Dara McDonough

A Meath dad has told how he was completely “taken aback” after being diagnosed with breast cancer – RSVP Live, 14/09/2021

Dara McDonough, 59, found a lump on his chest while taking a shower back in March this year. He told RSVP Live: “It appeared overnight, 100%. It was a substantial lump and it definitely wasn’t there the day before. There was no pain. Every morning for about two weeks, I would have my shower, look at it and then forget about it completely.”

Dara admitted that cancer didn’t even cross his mind, but he did start to become concerned about the lump, so he went to see a doctor. After a scan and a mammogram, he was diagnosed with breast cancer.

“I was completely thrown. I had never heard of a man having breast cancer before. The doctor said ‘It will have to come off. Your breast and your nipple.’ I was there thinking ‘But I don’t even have breasts!’ I almost had to pinch myself, it felt surreal.” 

“I did something very stupid,” he admitted. “I Googled male breast cancer, and I found out that I had two, three…If I was lucky, I had five years left. I was in the departure lounge!” Thankfully things didn’t work out like that at all – the busy dad and courier company owner had his mastectomy just days after he was diagnosed, and got the all-clear after that.

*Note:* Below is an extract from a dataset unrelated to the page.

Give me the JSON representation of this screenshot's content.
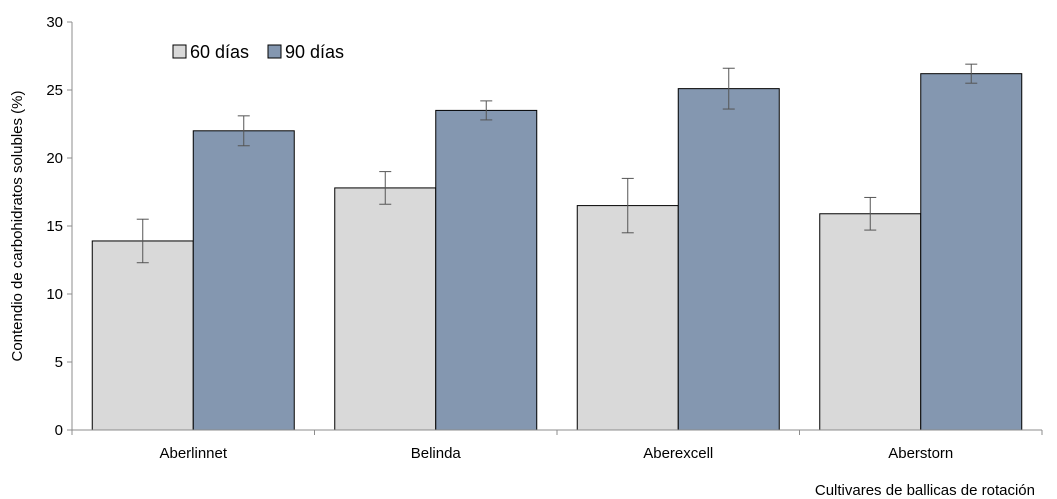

“When I was told that my cancer hadn’t spread, I skipped out of the doctor’s office and down the street like a newborn lamb,” he joked. “If I hadn’t gone in sooner, chemotherapy would have been the best case scenario for me. I am lucky that I went to get it checked out so early.”

“At Professor Maurice Stokes’ room in Eccles Street, there’s a waiting room and every time I would go in, I’d be the only man there,” he went on. “No-one would make eye contact with me. I was made to feel very uncomfortable. As new patients were coming in, no-one would sit beside me. I was in there nine or ten times and it was the same scenario every time. I joked to the doctor that I was tempted to whip off my shirt and say ‘Look girls, we’re all in this together!’”

However Dara says he understands that he was in a “woman’s world” and many people don’t know that men can get breast cancer. “I told a few people that I had breast cancer and a mastectomy and they were baffled, they had no idea men could get it,” he said. “I wanted to share my story to raise awareness of it and I would urge men to go to the doctor if they find a lump, just as I would urge women.”

Dara is an ambassador for the Very Pink Run, organised by Breast Cancer Ireland.